Bowing to a New Life, in Tokyo
TOKYO — Sitting in the library of my children’s new school, I listened as guidance counselors reminded us that it would be difficult to restrict screen time if we were constantly peering into our phones ourselves.
Right on cue, my cellphone buzzed with an alert. Large tremors in North Korea indicated that the country had just conducted its fifth nuclear test, a story I would have to jump on to contribute reaction from Japan.
I tiptoed out the door, whispering to my husband that I needed to make calls and leaving him to attend the rest of the back-to-school sessions.
As a journalist for 22 years and a mother for more than half that time, I’ve grown accustomed to news interrupting family life. But in Tokyo, where I moved with my family in August to take up the post of bureau chief, the disruption has been far more extensive.
After all, it’s not just one dinner or one weekend that needs to bend to my work: It’s my loved ones’ whole lives. My husband quit a senior position in New York as a technology consultant to city government, and my children, 12 and 10, left behind schools and soccer teams and beloved friends.
We are adjusting to our new life in tandem. While relying on the two excellent researchers and translators in the bureau, Makiko Inoue and Hisako Ueno, I am working with a private tutor to improve my intermediate Japanese. My husband discovered a language class at a recreational center in our neighborhood, and my children are studying Japanese at their international school. It is thrilling to see how eager they are to show off their new vocabulary after years of resisting my efforts to teach them.
我们正在协力适应自己的新生活。在分社依靠两位杰出的研究员和翻译井上真己子(Makiko Inoue)和上乃久子(Hisako Ueno)帮忙的同时，我也和一位私人家庭教师在一起努力提高自己的中级日文。我丈夫参加了我们家附近的一座娱乐中心开办的语言课，孩子们也在他们的国际学校学日语。多年来我一直企图教他们日文，总是遭到抵制，如今看到他们那么兴奋地炫耀自己学到的新词汇，真是让人激动。
At work, I am adapting to new customs, including the practice of bowing and immediately proffering a business card when meeting someone for the first time, and the need to fax formal interview requests. One organization recently demanded that we send a request by snail mail.
On his new soccer team, my son is also learning Japanese rituals. After every game, the team bows in gratitude to the field, and each player individually thanks the coach.
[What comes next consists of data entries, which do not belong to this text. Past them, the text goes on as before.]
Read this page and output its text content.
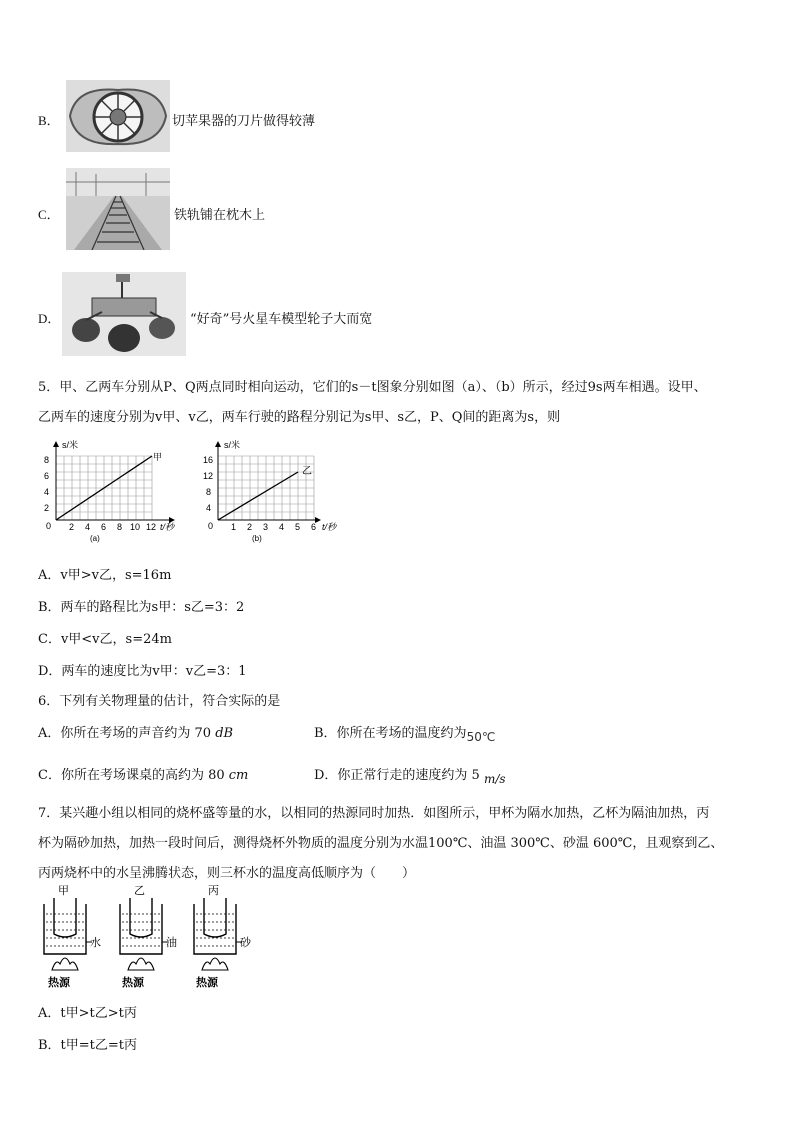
B．	切苹果器的刀片做得较薄
C．	铁轨铺在枕木上
D．	“好奇”号火星车模型轮子大而宽
5．甲、乙两车分别从P、Q两点同时相向运动，它们的s－t图象分别如图（a）、（b）所示，经过9s两车相遇。设甲、
乙两车的速度分别为v甲、v乙，两车行驶的路程分别记为s甲、s乙，P、Q间的距离为s，则
s/米
甲
8
6
4
2
0 2 4 6 8 10 12 t/秒
(a)
s/米
乙
16
12
8
4
0 1 2 3 4 5 6 t/秒
(b)
A．v甲>v乙，s=16m
B．两车的路程比为s甲：s乙=3：2
C．v甲<v乙，s=24m
D．两车的速度比为v甲：v乙=3：1
6．下列有关物理量的估计，符合实际的是
A．你所在考场的声音约为 70 dB	B．你所在考场的温度约为50℃
C．你所在考场课桌的高约为 80 cm	D．你正常行走的速度约为 5 m/s
7．某兴趣小组以相同的烧杯盛等量的水，以相同的热源同时加热．如图所示，甲杯为隔水加热，乙杯为隔油加热，丙
杯为隔砂加热，加热一段时间后，测得烧杯外物质的温度分别为水温100℃、油温 300℃、砂温 600℃，且观察到乙、
丙两烧杯中的水呈沸腾状态，则三杯水的温度高低顺序为（　　）
甲	乙	丙
水	油	砂
热源	热源	热源
A．t甲>t乙>t丙
B．t甲=t乙=t丙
To help my son understand his coach’s commands, my husband printed out a list of soccer terms and their Japanese equivalents. When he typed into Google Translate the word “matanuki” — the Japanese word for a maneuver known in English as a “nutmeg,” in which one player knocks the ball between the legs of another — it came up with “crotch punching.” Father and son relished that one for days.
As I catch up on immigration policy, women in politics and Japanese boy bands, my husband has figured out how to decode the Japanese-only instructions on all the household appliances in our apartment by watching YouTube videos. We all rejoiced when he found an English translation online for every button on our new television’s remote control.
There have been hiccups: Within days of moving into our apartment, an Ikea folding chair snagged two of my daughter’s fingers. We did not even know where to find the nearest hospital, let alone one where the staff spoke English. We ended up in a nearby emergency room where we muddled through with my conversational ability, a bilingual dictionary app, and the kind doctors and nurses.
Journalistically, Japan has posed some challenges. Because of the strict system of members-only “press clubs,” I could not even get into a police news conference when reporting on the country’s worst mass killing since World War II. And when working on a follow-up story about how the victims’ names have still not been released, the police refused to answer any of my (faxed) questions, agreeing only to read aloud a three-sentence statement if we sent someone to the prefectural headquarters an hour away by train.
After a particularly busy week in which I was rarely home before bedtime, my son spoke the phrase dreaded by working parents the world over: “How come we never see you?”
Throughout our time here, I know there will be more such moments. But there is no question that the family adventure will make relocation a good trade-off.
I knew we had made the right decision when my daughter came home from school her first week, having met some classmates who, like her, are new to Tokyo. Several of them have already lived abroad in other places like Hong Kong and Singapore. “I think that would be kind of cool to move around,” she said. “Where do you think we’ll go next?”